Bus pun melaju ke Nusa Dua setelah mbak kondektur mengucakan selamat datang dan memersilakan kami duduk.
Lansia
Seperti bus Trans Jakarta ataupun Trans Jogja, penataan kursi di bus Trans Sarbagita ini menggunakan model U, memanjang di sisi samping dan satu deret di bekakang. Dengan posisi demikian, penumpang akan berhadap-hadapan satu sama lain.
Di tengah bus ada pegangan untuk penumpang berdiri sekiranya semua kursi telah terisi atau si penumpang ingin berdiri saja.
Selain kursi untuk penumpang umu, bus ini dilengkapi empat kursi bagi penumpang berkebutuhan khusus, seperti ibu hamil, orang tua yang membawa bayi, penyandang cacat, ataupun manusia lanjut usia (lansia).
Penampilan dan kelengkapan bus ini mengesankan. Satu kebutuhan kami yang belum ada, tempat sampah. Jadi, kalau mau buang sampah selama di bus ini, simpan saja dulu di kantong atau tas.
Tanpa Nama
Karena hari Minggu, jalanan yang kami lewati pagi ini relatif sepi dari biasanya. Bus pun bisa melaju tanpa terjebak padatnya lalu lintas atau bahkan kemacetan.

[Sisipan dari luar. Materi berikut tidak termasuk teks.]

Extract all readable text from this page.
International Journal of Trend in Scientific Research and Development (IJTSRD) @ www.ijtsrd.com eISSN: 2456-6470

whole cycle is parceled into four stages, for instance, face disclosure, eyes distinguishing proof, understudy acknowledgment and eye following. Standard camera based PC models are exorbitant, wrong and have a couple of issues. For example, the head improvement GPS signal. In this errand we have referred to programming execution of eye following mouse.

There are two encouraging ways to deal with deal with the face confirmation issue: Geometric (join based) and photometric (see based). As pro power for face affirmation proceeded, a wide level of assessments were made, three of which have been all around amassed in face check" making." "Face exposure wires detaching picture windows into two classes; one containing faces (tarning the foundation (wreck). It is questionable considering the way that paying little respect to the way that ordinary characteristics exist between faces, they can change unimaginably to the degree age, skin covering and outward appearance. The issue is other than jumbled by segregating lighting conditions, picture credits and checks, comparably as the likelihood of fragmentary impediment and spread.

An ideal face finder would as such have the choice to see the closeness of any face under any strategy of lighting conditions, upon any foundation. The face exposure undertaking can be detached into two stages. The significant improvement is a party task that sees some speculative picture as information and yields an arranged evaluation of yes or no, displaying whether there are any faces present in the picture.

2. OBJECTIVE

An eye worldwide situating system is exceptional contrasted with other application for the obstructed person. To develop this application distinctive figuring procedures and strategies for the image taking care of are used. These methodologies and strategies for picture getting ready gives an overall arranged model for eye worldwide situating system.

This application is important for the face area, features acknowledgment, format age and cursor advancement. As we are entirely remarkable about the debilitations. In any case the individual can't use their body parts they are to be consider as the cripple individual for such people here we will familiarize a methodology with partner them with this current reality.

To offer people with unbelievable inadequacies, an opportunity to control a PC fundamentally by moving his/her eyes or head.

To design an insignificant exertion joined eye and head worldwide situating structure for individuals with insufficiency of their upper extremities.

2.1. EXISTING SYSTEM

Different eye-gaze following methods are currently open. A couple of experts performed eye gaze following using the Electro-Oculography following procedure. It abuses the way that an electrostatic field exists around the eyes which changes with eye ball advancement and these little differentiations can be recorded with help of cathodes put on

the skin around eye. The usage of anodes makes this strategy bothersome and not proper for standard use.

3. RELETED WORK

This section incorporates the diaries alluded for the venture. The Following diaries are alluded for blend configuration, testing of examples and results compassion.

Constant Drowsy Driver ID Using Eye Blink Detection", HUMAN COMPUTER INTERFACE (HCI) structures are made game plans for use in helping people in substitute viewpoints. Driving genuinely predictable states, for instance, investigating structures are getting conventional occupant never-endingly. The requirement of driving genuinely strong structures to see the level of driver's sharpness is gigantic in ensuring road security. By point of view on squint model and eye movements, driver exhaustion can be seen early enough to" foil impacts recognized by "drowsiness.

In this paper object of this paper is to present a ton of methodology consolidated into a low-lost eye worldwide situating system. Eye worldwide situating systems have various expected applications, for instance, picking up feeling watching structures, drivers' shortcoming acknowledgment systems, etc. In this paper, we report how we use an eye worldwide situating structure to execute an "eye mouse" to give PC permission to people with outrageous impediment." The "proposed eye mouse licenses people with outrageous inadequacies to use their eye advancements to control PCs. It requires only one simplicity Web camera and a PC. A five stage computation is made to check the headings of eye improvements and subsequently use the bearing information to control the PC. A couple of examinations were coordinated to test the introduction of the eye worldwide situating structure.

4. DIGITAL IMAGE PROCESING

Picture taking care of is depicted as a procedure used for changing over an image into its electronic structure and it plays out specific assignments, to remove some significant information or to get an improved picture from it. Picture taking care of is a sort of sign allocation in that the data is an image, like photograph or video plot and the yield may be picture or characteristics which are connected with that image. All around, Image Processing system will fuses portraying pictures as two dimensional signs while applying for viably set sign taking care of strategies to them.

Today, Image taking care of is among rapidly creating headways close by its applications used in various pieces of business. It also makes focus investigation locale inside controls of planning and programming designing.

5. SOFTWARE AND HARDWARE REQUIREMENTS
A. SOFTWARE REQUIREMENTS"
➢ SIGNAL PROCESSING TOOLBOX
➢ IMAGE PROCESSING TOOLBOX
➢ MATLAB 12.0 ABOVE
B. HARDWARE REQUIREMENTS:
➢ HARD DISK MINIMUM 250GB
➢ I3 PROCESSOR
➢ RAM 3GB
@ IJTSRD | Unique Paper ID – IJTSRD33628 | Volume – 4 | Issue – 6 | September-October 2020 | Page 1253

Hanya sekitar 5 menit, kami sudah sampai di halte pertama, Tohpati. Halte ini berjarak sekitar 1 KM dari Batubulan. Setelah berhenti selama 1 menit, bus kembali melanjutkan perjalanan meski tak ada satu pun penumpang baru.
Kesan saya, bus ini tepat waktu. Disiplin. Ini modal bagus. Mengingatkan saya pada layanan transportasi publik di Belanda.
Tiga menit kemudian, kami sampai di halte selanjutnya, Halte Prof Mantra. Lokasinya di dekat pengkolan lapangan Kapten Japa, Padanggalak. Satu penumpang baru, bapak dengan pakaian olah raga, masuk ke bus. Lalu, bus pun melaju lagi.
Halte setelah Halte Prof Mantra ini antara lain halte Matahari Terbit, halte perempatan Mc D Sanur, dan seterusnya. Rata-rata jarak antarhalte ini sekitar 1-2 km dengan waktu tempuh tak lebih dari 5 menit.
Namun, menurut kondektur Ni Luh Putu Ariani, halte-halte ini belum permanen. Karena itu beberapa halte masih tanpa nama, tidak seperti di Tohpati dan Prof Mantra.
“Halte-halte ini masih diuji coba apakah ramai atau tidak,” katanya.
Menurutnya, kalau halte itu ramai, dia akan tetap di sana. Tapi, kalau sepi akan dipindah ke tempat yang lebih ramai.
Penempatan halte itu sendiri, sebagian besar sudah diletakkan di tempat dengan keramaian. Misalnya di Matahari Terbit, lokasinya tak jauh dari pantai. Jadi, kalau mau naik bus di sana, penumpang bisa parkir kendaraan pribadi di pantai Matahari Terbit, Sanur. Begitu juga halte lain sepanjang Jalan By Pass Ngurah Rai dari Sanur Tohpati hingga Nusa Dua.
Tanpa Tujuan
Lama perjalanan dari Batubulan ke Nusa Dua ini sekitar 90 menit alias 1,5 jam. Dibandingkan naik motor, waktu tempuh ini lebih lama 30 menit. Tapi, kalau dengan mobil sepertinya tak jauh beda.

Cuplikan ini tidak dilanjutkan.